Pekin, Moskova’ya, Birleşmiş Milletler Güvenlik Konseyi de dahil olmak üzere, siyasi ve diplomatik destek vermeye devam ediyor. Amerika Birleşik Devletleri şu anda Çin’in Rusya’ya ölümcül askeri yardım sağladığına inanmıyor—”tam silah sistemleri” —ancak Pekin, Kremlin’in devam eden savaş çabaları için ihtiyaç duyduğu kritik bileşenleri Rusya’ya gönderiyor.
Çin bileşenleri ve teknolojileri Rusya için o kadar önemli ki, birçok insan Rus savunma sanayi tabanının şimdi, büyük ölçüde Çin’den aldıkları yardımlar sayesinde, savaşın başındaki dönemden daha güçlü olduğunu düşünüyor.
YAPAY ZEKANIN ASKERİ RİSKLERİ
Peki, ABD-Çin ilişkisi buradan nereye gidiyor? İzlenmesi gereken bir alan yapay zeka (YZ), ki Burns her iki tarafın da “bununla başa çıkmaya başladığını” düşünüyor.
YZ’nin yanı sıra biyoteknoloji ve kuantum bilişim ile teknolojinin askeri alanda ve ticari pazarda geliştiğini açıkladı ve bu durum hem fırsatlar hem de riskler yaratıyor.
Washington ve Pekin, YZ konusundaki görüşmelerde “çok erken bir aşamada“lar.

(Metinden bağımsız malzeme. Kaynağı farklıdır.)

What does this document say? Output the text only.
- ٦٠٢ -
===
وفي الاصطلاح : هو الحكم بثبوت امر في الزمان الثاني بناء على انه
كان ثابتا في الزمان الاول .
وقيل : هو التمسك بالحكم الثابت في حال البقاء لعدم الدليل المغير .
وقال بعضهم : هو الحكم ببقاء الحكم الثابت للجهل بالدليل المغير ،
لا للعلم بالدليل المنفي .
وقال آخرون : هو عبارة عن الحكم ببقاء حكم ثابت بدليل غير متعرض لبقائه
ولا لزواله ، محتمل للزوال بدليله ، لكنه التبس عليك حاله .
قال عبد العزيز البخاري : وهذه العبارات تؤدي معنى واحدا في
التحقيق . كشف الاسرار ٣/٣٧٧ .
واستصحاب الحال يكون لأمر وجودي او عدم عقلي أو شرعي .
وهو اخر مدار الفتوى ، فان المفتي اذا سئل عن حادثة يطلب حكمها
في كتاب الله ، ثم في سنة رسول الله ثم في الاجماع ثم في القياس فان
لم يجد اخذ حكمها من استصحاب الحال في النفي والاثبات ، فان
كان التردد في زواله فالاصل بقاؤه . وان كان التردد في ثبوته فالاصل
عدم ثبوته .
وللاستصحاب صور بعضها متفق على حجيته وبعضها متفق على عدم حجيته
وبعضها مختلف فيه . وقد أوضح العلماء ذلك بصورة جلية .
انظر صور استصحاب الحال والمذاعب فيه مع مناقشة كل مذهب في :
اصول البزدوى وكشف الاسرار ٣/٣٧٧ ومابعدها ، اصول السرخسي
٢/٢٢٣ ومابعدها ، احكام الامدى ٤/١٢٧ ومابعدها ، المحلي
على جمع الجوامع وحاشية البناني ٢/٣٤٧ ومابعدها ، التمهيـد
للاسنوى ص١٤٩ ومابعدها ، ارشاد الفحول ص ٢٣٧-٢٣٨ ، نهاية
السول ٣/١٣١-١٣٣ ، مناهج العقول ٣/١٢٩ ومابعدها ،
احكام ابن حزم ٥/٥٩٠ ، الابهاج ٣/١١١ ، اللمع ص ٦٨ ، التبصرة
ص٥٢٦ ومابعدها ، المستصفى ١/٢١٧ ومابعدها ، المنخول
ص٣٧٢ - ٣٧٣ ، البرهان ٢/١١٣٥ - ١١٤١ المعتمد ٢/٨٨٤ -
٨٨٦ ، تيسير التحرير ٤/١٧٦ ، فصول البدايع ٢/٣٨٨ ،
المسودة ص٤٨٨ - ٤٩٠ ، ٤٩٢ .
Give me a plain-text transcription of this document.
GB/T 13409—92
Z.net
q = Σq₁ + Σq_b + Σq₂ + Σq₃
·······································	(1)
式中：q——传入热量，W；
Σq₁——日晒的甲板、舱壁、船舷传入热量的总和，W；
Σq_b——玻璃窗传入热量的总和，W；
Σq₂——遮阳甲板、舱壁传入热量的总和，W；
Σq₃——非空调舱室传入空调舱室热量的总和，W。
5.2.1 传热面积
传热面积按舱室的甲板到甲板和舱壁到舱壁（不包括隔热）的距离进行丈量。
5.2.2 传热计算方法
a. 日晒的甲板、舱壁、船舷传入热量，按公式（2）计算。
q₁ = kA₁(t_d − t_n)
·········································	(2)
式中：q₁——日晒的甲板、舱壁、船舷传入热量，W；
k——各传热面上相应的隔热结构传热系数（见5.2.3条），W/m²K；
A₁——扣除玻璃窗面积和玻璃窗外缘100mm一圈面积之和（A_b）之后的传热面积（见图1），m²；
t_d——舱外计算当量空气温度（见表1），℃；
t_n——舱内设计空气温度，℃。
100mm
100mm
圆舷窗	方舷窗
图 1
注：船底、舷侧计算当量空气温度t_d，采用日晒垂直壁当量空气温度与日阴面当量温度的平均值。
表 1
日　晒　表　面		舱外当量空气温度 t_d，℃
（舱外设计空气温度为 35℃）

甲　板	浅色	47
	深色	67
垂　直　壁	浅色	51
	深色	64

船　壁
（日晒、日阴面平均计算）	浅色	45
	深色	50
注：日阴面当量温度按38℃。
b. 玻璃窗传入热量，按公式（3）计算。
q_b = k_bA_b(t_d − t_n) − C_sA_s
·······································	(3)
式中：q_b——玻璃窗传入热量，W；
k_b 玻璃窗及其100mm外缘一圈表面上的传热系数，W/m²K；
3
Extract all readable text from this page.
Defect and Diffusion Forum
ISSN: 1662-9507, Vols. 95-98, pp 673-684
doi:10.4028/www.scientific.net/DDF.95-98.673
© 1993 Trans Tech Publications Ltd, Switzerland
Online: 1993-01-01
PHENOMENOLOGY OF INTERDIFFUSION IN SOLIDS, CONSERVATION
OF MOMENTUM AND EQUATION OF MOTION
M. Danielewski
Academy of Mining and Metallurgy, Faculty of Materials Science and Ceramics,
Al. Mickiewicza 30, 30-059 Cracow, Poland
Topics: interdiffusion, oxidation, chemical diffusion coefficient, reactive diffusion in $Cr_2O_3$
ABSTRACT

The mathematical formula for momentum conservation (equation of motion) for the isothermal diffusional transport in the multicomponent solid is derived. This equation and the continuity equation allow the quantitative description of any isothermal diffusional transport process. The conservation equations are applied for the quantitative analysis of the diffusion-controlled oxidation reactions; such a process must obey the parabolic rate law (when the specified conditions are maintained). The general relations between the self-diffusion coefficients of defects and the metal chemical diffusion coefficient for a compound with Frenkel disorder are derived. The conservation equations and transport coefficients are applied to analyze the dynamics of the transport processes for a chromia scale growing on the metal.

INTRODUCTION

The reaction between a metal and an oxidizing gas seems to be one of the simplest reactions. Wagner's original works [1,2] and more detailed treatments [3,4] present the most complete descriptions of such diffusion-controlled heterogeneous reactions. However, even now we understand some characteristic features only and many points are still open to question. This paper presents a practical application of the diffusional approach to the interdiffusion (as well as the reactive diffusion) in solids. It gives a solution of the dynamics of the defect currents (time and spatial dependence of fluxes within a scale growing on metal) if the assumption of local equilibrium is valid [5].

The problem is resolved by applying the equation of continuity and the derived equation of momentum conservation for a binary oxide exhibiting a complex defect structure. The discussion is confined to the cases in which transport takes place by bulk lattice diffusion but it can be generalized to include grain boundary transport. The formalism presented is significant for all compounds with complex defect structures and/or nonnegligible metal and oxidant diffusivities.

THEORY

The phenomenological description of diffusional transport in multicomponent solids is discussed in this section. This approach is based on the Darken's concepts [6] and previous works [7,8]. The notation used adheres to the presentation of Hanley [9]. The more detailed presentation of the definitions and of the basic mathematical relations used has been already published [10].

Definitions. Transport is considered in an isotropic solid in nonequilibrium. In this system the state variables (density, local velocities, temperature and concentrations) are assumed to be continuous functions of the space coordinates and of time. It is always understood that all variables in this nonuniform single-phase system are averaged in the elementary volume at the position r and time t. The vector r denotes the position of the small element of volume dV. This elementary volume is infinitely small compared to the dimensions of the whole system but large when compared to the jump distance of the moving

Daha “sofistike, derin” tartışmalara ihtiyaç var. Özellikle askeri alandaki YZ ile ilişkili riskleri ele almak için derinlemesine bir tartışma yapmak istiyoruz. Çinlilerin bu diyaloğu gerçekleştirmek için bizimle buluşmaya hazır olmasını umuyoruz.